Et il semble, toujours d’après les témoignages lors de cette première que ce soit la chorégraphie de Nijinski qui aurait déclenché la riposte à la claque de Diaghilev, empêchant d’écouter la musique. On aurait donc transformé une protestation (provoquée) à l’égard de la chorégraphie en protestation à l’égard de la musique. C’est bien ce que déclare Stravinsky lui-même:

«Quelques faibles protestations se sont faites entendre dès que la musique a commencé… Mais quand le rideau s’est ouvert sur des Lolitas aux longues nattes sautant dans tous les sens, l’émeute a éclaté»
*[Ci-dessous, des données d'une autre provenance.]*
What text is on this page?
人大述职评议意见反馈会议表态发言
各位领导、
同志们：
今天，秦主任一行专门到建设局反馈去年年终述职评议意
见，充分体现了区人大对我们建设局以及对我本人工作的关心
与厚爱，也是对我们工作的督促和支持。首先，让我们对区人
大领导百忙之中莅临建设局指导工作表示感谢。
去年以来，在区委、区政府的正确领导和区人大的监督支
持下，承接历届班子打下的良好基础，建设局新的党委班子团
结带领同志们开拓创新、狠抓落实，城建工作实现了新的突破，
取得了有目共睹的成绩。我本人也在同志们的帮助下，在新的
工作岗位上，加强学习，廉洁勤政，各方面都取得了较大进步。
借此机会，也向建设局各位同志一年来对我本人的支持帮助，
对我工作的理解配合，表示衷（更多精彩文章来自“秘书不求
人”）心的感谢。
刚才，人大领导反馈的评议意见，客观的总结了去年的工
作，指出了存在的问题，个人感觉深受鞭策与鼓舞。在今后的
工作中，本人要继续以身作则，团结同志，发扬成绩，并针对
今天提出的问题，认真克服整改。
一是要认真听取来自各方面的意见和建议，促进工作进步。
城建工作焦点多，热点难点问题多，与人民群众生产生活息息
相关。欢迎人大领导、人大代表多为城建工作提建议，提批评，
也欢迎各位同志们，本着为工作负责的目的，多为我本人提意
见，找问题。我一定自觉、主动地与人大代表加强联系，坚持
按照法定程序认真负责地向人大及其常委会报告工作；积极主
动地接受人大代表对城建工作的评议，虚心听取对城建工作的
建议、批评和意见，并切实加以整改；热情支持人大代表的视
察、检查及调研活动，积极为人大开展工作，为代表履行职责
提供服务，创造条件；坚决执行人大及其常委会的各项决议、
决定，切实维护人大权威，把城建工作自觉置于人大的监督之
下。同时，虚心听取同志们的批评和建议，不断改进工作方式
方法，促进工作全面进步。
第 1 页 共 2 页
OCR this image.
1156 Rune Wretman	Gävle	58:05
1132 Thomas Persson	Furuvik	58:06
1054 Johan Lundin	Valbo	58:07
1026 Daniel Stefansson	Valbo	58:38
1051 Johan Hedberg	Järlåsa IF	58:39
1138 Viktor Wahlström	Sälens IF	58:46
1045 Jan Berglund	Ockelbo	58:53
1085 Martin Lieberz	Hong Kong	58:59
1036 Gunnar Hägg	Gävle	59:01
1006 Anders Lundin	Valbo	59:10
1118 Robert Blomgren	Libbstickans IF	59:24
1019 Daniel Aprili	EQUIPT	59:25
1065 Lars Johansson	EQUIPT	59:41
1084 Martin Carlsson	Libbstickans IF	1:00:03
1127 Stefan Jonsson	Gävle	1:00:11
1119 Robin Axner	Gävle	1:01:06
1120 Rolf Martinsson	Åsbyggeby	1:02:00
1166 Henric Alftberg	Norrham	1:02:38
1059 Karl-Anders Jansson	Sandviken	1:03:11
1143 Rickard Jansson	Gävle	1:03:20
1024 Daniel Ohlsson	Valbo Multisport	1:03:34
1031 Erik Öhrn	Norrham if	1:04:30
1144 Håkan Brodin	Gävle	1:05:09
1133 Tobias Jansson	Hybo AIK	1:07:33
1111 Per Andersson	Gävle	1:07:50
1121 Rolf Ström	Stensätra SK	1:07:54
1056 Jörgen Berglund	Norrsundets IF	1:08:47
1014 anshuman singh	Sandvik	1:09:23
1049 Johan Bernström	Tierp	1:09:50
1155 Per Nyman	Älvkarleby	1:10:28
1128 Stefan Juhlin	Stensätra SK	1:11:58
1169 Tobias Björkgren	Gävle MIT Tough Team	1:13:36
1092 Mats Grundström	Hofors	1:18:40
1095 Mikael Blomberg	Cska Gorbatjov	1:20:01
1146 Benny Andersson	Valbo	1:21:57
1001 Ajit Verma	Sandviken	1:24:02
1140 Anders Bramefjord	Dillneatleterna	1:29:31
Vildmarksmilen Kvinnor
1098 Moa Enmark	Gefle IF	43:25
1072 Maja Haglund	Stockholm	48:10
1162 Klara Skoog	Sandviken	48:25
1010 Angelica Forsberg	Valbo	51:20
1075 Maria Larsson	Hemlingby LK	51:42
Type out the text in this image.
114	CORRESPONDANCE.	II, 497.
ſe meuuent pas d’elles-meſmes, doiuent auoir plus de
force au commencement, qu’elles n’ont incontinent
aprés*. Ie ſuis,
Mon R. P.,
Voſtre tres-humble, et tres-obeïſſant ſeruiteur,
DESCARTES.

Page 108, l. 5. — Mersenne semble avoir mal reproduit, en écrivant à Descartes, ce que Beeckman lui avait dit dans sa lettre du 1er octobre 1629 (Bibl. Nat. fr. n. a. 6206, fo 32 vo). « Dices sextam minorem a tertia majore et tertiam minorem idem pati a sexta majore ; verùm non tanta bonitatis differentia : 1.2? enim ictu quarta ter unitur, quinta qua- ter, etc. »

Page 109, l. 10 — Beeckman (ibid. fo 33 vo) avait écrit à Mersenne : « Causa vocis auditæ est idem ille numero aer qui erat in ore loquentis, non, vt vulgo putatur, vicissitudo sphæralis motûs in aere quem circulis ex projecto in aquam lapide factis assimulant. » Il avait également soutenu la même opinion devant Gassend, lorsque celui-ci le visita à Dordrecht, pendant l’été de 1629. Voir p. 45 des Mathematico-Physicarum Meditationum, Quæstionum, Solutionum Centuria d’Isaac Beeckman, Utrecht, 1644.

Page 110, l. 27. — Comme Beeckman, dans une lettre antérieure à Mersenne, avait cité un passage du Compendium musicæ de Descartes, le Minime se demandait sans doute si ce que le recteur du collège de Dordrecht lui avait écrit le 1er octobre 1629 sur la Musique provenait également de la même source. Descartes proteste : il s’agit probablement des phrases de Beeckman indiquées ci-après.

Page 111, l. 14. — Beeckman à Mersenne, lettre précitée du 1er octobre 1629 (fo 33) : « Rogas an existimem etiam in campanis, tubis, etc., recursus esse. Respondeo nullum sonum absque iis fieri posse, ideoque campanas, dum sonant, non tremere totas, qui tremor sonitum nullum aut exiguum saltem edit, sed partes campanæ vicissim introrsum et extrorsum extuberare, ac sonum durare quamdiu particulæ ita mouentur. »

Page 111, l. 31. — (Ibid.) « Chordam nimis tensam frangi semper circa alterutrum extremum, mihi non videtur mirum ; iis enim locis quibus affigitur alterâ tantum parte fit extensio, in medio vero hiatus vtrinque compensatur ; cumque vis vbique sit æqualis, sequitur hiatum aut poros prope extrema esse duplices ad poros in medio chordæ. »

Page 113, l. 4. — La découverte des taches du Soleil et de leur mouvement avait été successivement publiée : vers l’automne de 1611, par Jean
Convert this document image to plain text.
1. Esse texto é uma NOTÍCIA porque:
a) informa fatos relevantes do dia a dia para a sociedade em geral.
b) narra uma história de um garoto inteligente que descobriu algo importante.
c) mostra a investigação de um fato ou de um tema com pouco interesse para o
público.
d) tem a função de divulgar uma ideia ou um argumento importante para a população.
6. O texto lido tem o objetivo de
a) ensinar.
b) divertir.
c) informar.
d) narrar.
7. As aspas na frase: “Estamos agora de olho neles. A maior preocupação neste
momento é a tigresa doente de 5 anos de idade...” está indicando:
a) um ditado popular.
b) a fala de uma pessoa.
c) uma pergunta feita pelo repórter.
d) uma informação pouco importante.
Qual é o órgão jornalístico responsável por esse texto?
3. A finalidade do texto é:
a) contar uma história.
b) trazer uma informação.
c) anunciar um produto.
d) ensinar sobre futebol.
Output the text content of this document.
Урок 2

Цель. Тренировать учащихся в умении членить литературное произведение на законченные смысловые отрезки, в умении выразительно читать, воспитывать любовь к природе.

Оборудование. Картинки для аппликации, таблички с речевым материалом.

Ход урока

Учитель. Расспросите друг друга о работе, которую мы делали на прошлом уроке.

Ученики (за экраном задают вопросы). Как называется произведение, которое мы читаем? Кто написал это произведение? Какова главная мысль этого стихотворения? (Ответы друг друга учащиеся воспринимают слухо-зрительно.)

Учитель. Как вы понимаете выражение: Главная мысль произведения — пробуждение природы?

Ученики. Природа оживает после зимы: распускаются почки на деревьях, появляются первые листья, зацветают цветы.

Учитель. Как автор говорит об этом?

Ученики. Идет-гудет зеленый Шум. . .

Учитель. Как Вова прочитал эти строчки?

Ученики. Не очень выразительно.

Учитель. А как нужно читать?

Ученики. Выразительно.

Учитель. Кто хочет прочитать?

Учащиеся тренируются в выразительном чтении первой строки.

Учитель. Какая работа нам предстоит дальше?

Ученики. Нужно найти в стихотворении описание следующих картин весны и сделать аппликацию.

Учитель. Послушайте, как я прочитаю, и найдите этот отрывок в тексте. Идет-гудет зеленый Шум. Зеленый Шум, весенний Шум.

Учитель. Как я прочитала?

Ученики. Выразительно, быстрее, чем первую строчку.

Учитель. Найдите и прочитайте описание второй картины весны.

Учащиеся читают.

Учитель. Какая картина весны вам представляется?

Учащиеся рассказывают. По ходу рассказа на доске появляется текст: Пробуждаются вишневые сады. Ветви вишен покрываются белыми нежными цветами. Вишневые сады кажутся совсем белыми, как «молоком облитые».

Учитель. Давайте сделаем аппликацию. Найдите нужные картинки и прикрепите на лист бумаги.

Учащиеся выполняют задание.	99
Cette manipulation est confirmée par l’absence totale de protestation enregistrée par la première représentation à Londres du Sacre l’année suivante. Et la comparaison du Sacre avec le contexte musical de l’époque fournit un autre argument. Cette eouvre en effet ne contient - sinon un aspect rythmique très abrupt et quelques dysharmonies passagères - nulle particularité de langage qui permette de la considérer comme une oeuvre révolutionnaire. Sans évoquer les manifestations antérieures sporadiques, rappelons que la première oeuvre atonale a été crée en 1908 par Schönberg (dans le dernier mouvement de son quatuor à cordes no 2 - soit 5 années avant le Sacre - et elle fut reçue dans la plus parfaite indifférence.

Cet effet de scandale ne serait-il pas un facteur très puissant qui concourut artificiellement à la notoriété de l’oeuvre? Un effet qui s’appuie sur l’idéologie propre à notre civilisation occidentale depuis les Lumières dont le Sacre est devenu le porte-étendard: la conception de l’oeuvre artistique comme subversive. Ainsi, la “proba ad scandalum” confère à l’oeuvre une sorte d’onction quasi-religieuse. Et cette preuve par le scandale aurait un corollaire: l’exitus ad scandalum, le succès par le scandale. Certes, le ballet par lui-même, surtout dans sa représentation chorégraphique, n’avait sans doute nul besoin de ces béquilles idéologiques pour s’imposer. En revanche, on peut penser qu’elle furent utiles pour lui conférer son statut d’oeuvre majeure et révolutionnaire dans l’histoire de la musique. Il est reconnu que le succès réel d’une oeuvre auprès du public n’est ni nécessaire ni suffisant pour imposer durablement une oeuvre à la notoriété, pour ainsi qu’elle soit reconnue - au lieu d’être simplement connue. Et, par une manoeuvre dialectique dont notre époque a le secret, ce recours au (faux) scandale se trouve aujourd’hui couvert par le déni systématique visant à discréditer toute personne - sous la catégorie de complotiste - qui dénoncerait une manoeuvre mensongère, même si, preuve à l’appui, les auteurs du complot sont pris la main dans le sac.

Et l’on peut regretter que le Sacre ait contribué en partie à éclipser un autre ballet du même compositeur: Pétrouchka qui fut, lors de sa première, non pas un scandale frelaté, mais un triomphe. Ainsi, dans notre culture décadente qui pratique l’inversion des valeurs, un triomphe a moins de prix qu’un scandale.